I found the following question on this website:
You have 200 monkeys placed in 101 spaceships such that each spaceship contains at least one monkey. Prove there is a subset of spaceships containing a total of exactly 100 monkeys.
I suspect that there is an elegant way to "construct" pigeons and holes which I have not yet discovered. I would appreciate any hints (preferably not full solutions) that can lead me there. Thanks in advance.
Best Answer
Let $i^{th}$ spaceship have $a_i$ monkeys.

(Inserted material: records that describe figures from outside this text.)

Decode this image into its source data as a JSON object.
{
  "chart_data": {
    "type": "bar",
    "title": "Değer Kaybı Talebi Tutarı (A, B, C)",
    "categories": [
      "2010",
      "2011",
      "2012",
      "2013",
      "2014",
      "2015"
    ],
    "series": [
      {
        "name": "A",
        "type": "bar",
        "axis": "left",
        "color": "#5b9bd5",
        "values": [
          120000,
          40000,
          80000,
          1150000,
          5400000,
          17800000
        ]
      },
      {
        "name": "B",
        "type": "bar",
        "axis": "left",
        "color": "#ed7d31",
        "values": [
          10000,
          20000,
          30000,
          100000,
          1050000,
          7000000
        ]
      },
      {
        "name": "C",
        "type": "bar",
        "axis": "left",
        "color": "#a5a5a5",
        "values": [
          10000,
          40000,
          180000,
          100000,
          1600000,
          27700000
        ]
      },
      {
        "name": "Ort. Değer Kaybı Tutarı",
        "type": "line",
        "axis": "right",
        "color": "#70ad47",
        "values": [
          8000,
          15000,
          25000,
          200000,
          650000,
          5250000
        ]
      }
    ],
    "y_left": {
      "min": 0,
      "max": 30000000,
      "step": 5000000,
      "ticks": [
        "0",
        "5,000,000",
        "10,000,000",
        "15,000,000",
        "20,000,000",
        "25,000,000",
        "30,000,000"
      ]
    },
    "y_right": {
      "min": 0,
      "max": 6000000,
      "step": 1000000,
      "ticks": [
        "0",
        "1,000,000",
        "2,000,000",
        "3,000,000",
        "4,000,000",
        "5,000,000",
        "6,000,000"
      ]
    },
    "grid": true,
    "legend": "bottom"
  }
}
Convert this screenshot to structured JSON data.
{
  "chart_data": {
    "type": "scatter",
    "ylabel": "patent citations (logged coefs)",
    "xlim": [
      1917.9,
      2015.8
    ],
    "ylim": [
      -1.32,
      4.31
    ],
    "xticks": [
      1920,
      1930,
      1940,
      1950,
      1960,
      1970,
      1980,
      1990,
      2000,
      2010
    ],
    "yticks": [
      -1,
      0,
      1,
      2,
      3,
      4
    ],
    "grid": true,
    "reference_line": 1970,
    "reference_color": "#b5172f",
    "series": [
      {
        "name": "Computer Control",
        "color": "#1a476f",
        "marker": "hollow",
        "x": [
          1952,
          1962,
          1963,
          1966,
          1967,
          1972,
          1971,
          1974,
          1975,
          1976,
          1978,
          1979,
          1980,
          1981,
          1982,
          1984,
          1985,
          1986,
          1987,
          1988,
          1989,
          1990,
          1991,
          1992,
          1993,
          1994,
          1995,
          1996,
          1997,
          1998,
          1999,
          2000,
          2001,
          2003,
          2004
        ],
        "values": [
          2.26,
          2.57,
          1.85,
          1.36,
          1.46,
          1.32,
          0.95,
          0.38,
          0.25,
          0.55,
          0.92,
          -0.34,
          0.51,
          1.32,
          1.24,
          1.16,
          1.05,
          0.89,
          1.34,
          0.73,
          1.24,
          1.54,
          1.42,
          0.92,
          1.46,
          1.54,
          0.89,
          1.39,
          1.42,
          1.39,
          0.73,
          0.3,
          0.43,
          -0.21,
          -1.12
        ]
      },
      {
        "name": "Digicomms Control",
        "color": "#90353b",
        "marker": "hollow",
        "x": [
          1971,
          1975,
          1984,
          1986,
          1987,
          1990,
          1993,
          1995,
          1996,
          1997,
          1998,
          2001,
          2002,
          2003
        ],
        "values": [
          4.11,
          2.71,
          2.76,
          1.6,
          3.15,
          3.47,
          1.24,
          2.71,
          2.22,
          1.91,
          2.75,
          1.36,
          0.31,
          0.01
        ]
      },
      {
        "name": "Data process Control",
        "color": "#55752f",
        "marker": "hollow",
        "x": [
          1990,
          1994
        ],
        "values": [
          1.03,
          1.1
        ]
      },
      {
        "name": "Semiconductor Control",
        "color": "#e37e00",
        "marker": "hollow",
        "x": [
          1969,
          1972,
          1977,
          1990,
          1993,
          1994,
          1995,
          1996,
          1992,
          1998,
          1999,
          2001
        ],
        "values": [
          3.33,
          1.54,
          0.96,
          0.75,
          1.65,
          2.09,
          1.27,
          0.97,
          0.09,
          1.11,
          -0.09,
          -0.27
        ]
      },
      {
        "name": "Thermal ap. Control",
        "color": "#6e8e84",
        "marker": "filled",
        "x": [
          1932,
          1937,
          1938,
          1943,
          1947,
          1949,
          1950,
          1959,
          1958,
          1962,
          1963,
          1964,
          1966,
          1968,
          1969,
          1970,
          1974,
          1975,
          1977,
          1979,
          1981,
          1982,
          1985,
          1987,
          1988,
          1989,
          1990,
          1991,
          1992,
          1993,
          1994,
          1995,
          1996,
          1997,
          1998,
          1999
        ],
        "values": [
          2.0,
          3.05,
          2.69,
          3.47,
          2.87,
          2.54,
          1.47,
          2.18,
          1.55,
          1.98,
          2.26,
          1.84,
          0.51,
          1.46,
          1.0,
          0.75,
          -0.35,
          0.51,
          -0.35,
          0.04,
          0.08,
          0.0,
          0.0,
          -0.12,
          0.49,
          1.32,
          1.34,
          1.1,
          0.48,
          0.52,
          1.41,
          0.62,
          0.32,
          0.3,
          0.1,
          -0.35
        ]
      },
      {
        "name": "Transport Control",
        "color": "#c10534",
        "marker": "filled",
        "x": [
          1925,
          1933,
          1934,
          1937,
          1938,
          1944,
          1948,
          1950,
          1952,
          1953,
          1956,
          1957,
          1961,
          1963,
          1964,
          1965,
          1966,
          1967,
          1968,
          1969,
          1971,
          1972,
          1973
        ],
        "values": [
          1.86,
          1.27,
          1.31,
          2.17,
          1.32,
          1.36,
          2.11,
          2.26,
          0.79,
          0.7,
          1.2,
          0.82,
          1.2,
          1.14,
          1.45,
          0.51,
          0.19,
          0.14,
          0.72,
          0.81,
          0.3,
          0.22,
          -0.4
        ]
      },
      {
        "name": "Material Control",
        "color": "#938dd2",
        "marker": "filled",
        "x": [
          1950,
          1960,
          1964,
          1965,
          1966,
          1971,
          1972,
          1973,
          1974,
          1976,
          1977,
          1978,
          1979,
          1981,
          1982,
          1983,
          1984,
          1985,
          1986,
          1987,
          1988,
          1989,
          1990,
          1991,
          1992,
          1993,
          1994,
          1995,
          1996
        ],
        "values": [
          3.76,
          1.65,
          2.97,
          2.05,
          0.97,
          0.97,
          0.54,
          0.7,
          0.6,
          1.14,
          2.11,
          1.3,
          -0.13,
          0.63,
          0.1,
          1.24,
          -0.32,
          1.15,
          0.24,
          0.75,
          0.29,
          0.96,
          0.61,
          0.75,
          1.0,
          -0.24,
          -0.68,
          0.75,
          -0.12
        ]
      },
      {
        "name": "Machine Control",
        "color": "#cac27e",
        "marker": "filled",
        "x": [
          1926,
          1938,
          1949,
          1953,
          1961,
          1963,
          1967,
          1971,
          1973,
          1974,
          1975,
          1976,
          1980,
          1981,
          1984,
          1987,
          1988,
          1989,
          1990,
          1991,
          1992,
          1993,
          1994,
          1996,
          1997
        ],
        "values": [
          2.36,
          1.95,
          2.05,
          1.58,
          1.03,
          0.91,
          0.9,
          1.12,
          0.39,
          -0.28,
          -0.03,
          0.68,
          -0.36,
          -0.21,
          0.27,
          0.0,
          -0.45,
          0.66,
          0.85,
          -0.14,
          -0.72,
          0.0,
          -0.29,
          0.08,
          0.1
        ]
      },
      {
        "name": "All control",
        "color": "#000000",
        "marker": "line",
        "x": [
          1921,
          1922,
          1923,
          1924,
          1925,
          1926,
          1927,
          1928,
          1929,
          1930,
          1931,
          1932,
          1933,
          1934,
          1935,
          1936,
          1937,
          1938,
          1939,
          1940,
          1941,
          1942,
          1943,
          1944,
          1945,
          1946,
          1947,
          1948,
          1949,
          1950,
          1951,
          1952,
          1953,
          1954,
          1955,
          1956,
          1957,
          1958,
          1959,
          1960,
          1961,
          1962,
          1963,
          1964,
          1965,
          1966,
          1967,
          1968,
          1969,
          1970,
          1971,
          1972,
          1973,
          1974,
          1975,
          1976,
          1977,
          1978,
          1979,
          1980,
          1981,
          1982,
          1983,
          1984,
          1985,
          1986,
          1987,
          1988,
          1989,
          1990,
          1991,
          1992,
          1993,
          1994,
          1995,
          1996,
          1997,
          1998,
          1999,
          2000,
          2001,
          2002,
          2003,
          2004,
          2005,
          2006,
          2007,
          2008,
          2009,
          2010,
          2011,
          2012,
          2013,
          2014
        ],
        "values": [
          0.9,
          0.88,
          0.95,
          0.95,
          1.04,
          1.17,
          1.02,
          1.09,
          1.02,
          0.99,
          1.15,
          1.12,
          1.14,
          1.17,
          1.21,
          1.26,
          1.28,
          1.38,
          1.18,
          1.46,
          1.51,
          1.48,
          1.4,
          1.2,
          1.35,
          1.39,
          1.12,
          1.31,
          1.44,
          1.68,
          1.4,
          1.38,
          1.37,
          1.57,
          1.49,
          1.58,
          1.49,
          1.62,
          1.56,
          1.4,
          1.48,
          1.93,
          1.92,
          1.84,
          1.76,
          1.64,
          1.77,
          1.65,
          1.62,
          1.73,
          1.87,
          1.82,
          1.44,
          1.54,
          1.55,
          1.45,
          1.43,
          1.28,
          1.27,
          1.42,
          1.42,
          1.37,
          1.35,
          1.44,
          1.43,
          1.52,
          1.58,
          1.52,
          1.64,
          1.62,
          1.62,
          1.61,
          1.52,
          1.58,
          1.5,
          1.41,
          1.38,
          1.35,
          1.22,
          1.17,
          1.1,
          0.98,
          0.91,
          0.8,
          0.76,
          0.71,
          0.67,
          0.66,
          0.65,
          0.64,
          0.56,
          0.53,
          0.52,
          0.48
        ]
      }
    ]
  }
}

For $1\le r\le101$ let $b_r=\sum_{i=1}^{r}a_i$
We have $1\le b_1<b_2<...<b_{101}=200$.
Divide $101$ $b_i$'s into $100$ boxes numbered $0,1,2,3..,99$ such that $b_i$ which leaves remainder $k$ when divided by $100$ goes in box $k$.
By pigeon hole principal there is a box with 2 elements say $b_p$ and $b_q$ with $p<q$.
Then $b_q-b_p=100n$ where $n\in\mathbb{N}$
$n<2$ otherwise $b_q-b_p=100n\ge200$. Therefore $b_q-b_p=100$.
$$\implies\sum_{i=p+1}^{q}a_i=100$$